= Ole Pete =

Folk legend of Port Tampa, Florida

Henry "Ole Pete" Peterson is a heroic Tampanian folk legend from Port Tampa, Florida, in the United States. He is considered by some to be the "John Henry" of Florida, with some sources saying that stories about Peterson pre-date those about Henry.

==Legend==

Henry Peterson, known locally as "Ole Pete", was said to be either a roustabout, switchman or longshoreman employed by the Atlantic Coast Line Railroad in Port Tampa, Florida.

According to the legend, Ole Pete was the strongest man in all of Florida, with the power of a black bear and agility of a panther.

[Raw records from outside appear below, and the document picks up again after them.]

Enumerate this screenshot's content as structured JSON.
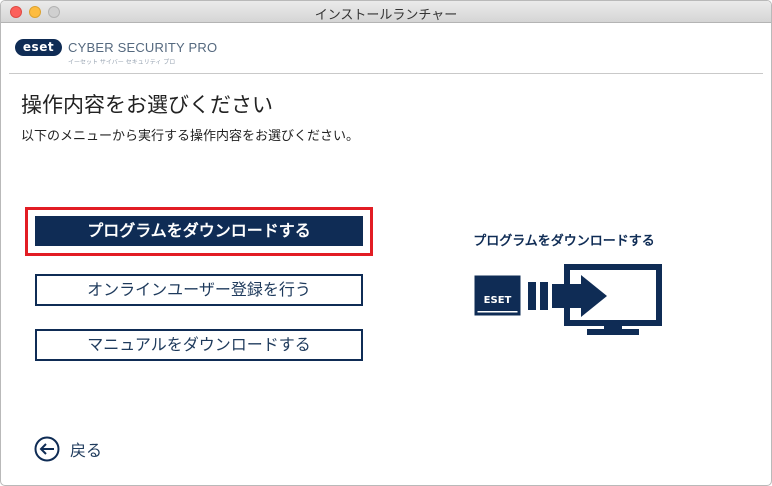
{
  "window": {
    "title": "インストールランチャー"
  },
  "brand": {
    "logo_text": "eset",
    "product_name": "CYBER SECURITY PRO",
    "product_sub": "イーセット サイバー セキュリティ プロ"
  },
  "page": {
    "title": "操作内容をお選びください",
    "description": "以下のメニューから実行する操作内容をお選びください。"
  },
  "menu": {
    "items": [
      {
        "label": "プログラムをダウンロードする",
        "selected": true
      },
      {
        "label": "オンラインユーザー登録を行う",
        "selected": false
      },
      {
        "label": "マニュアルをダウンロードする",
        "selected": false
      }
    ]
  },
  "preview": {
    "caption": "プログラムをダウンロードする",
    "box_label": "ESET"
  },
  "footer": {
    "back_label": "戻る"
  },
  "colors": {
    "primary": "#0f2c55",
    "highlight": "#e21d24"
  }
}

He was known to crack coconuts with his bare hands for the children of Port Tampa, and for 50 cents he would engage a bull in a headbutt contest.

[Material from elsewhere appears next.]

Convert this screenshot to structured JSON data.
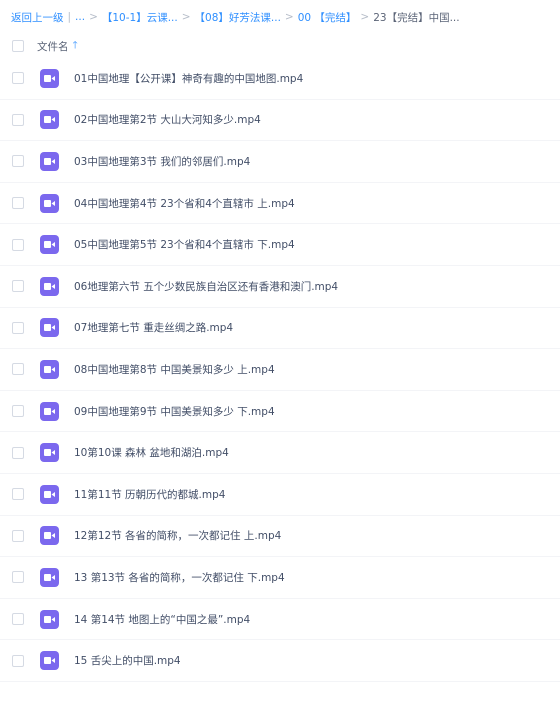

One story tells how Ole Pete was taking a break in a railcar repair shed, his head resting on the tracks. Suddenly a switch engine pushed two rail cars into the shed where Ole Pete was resting. The first rail car in the shed ran over Ole Pete, causing it to derail. When workers rushed to his aid they witnessed him lifting the rail car back onto the tracks, to their astonishment not only was Ole Pete unharmed, but he was still half asleep. When the workers asked if he was alright, Ole Pete simply said, "My head feels kinda funny."

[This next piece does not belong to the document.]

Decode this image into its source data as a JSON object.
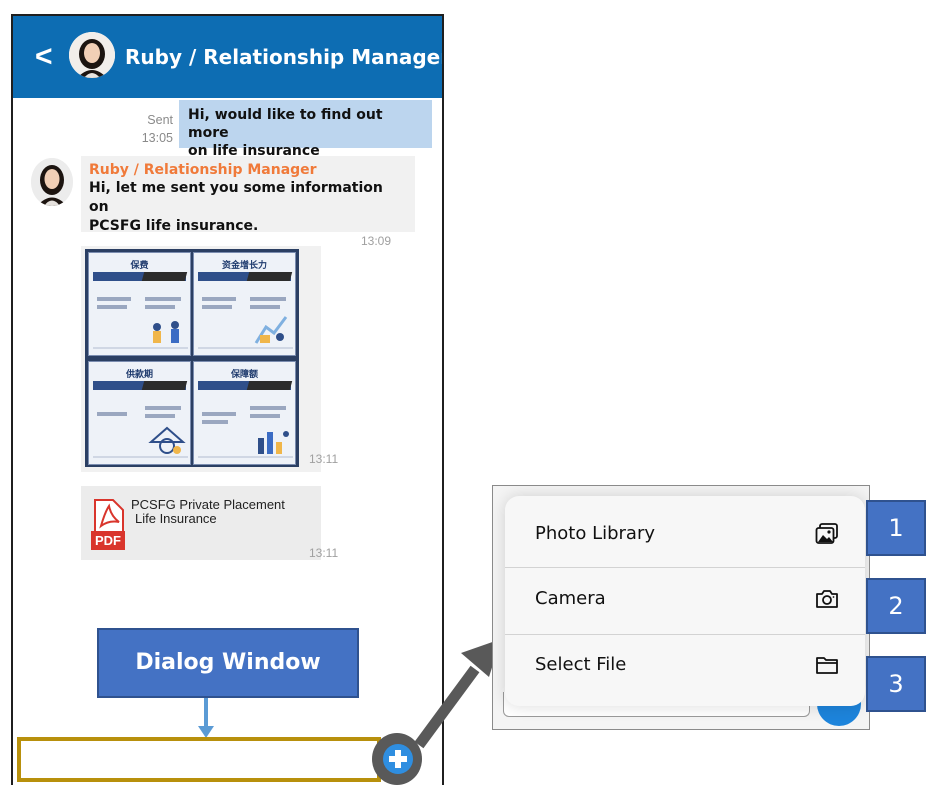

Other powerful feats attached to Ole Pete include the use of a ship's anchor for a pickaxe and lifting a locomotive back on the rails. He is also reported to have uprooted a large tree, brought it home, and chopped it into four cords of firewood.

Some sources say that Peterson died in 1934 at the age of 67. A Henry Peterson, 46 years old, black, male, appears on the 1910 United States Census for Hillsborough County, Florida.